Que al
Wahhab supere hoje o espírito de liberdade de expressão que,
no século XVIII europeu, pôde “iluminar os espíritos” graças à pena acutilante
de Voltaire (e não só),
que já nos seus muitos contos satíricos – e não só nos tratados referidos no
excelente artigo que encontrei na Internet, de José Pedro Teixeira Fernandes, contra a intolerância religiosa, e me
fez recordar muitas leituras da sátira voltairiana, que ainda fiz no liceu, por
volta do meu 7º ano, “Micromégas”, Zadig,
L’Ingénu, Candide, o poema “sur le
desastre de Lisbonne”, e me deliciavam na sua desmesura irreverente e
peripécias cheias de imaginação caricatural tantas vezes. Mas desconhecia al Wahhab, tão importante hoje, na justificação dos
atentados que têm vindo a processar-se, com a infiltração islamita no mundo
europeu, fundados num radicalismo fundamentalista que coloca em Alá a
exclusividade da orientação legislativa e política, segundo os desígnios
sunitas. Uma análise profundamente esclarecedora da evolução do espírito
crítico, constitui este texto de JPTF,
contra a intolerância religiosa clerical no século XVIII francês, expressa
altissonantemente por Voltaire, tanto no “Caso Calas”, como no caso Helvétius, segundo refere bem expressivamente, o articulista. E tudo isso a propósito do atentado
islâmico contra o “Charlie Hebdo”, contra
uma inusitada liberdade de expressão imprópria, repudiada pelo fundamentalismo
islamita, segundo conceito dos seguidores de al- Wahhab.
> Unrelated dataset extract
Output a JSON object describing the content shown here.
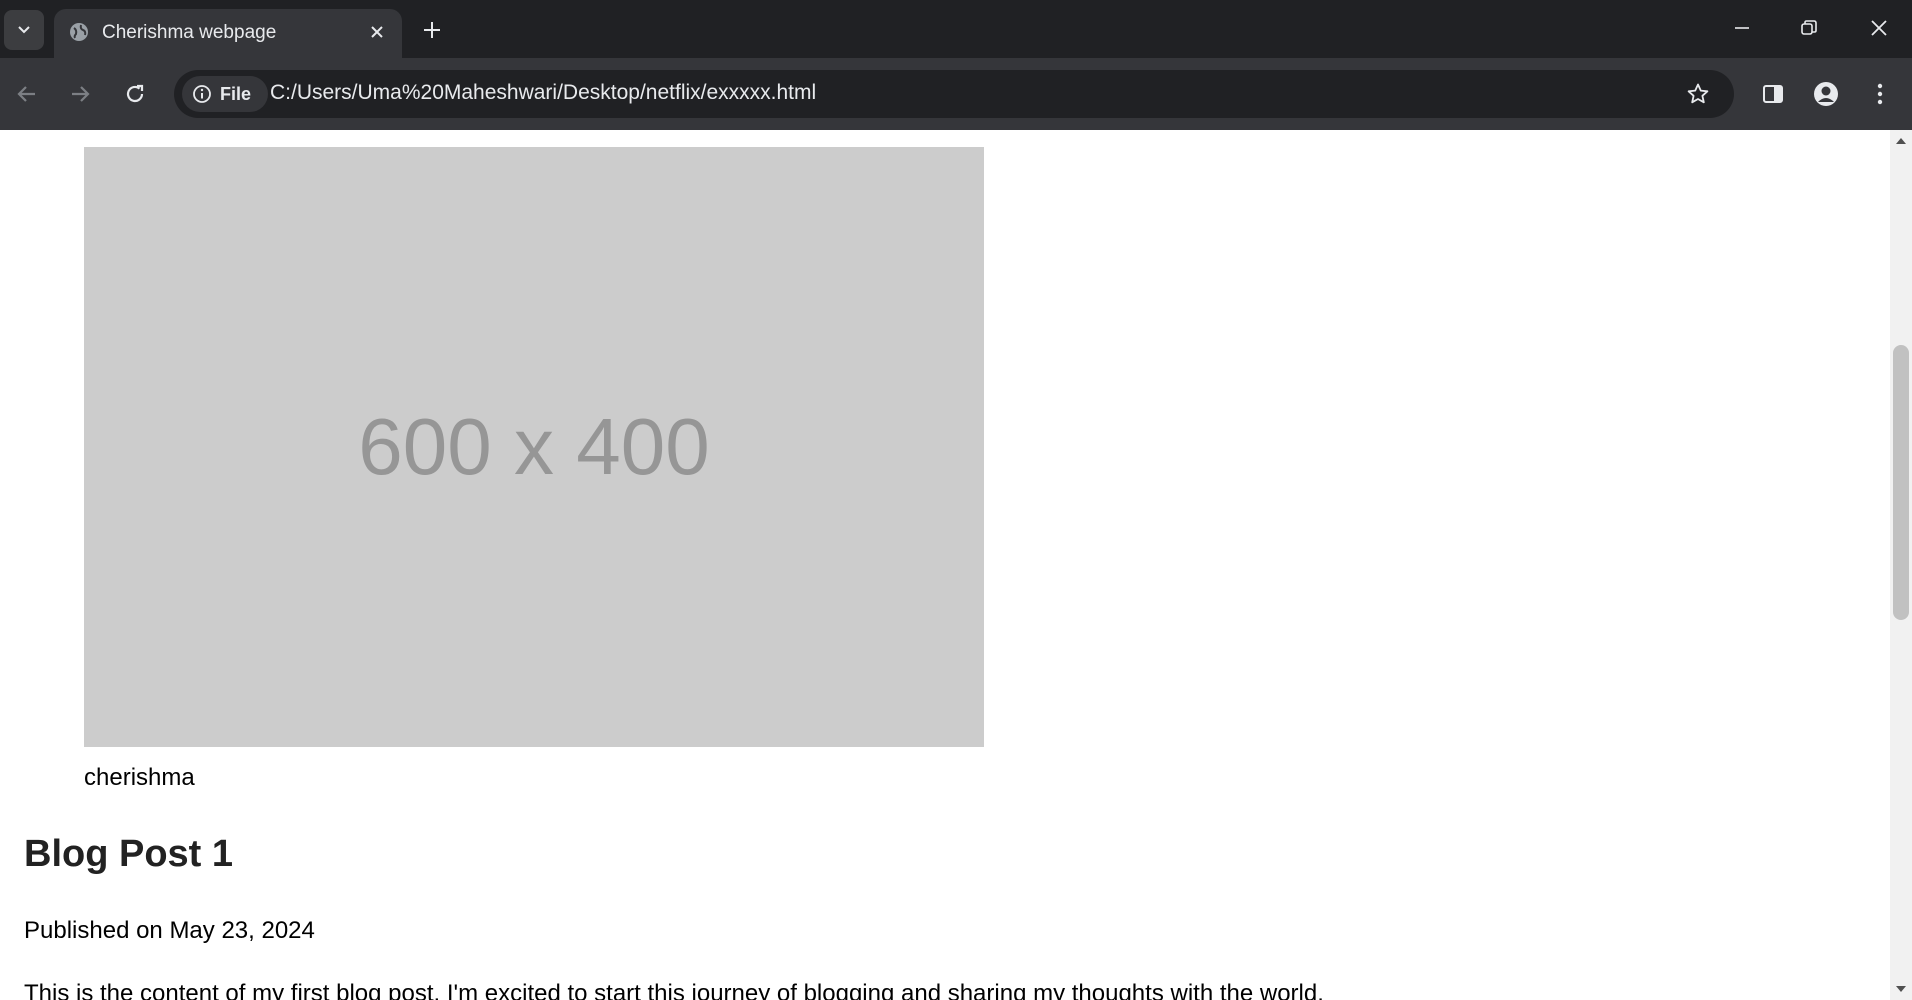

O certo é que os atentados terroristas,
de intolerância religiosa ou outro qualquer motivo, estão para durar, pobre
Europa. E pobre França, pátria do Iluminismo…
OPINIÃO
O futuro da liberdade de expressão: quando al-Wahhab
supera Voltaire
Os europeus do século XXI arriscam-se
a ser menos livres de expressar o seu pensamento do que Voltaire no século
XVIII.
JOSÉ PEDRO
TEIXEIRA FERNANDES
PÚBLICO, 12 de
Janeiro de 2016
1.
Voltaire, pseudónimo de François-Marie Arouet (1694-1778), é incontornável no
Iluminismo francês e europeu do século XVIII. A defesa da tolerância
religiosa e da liberdade de expressão estão-lhe estreitamente associadas.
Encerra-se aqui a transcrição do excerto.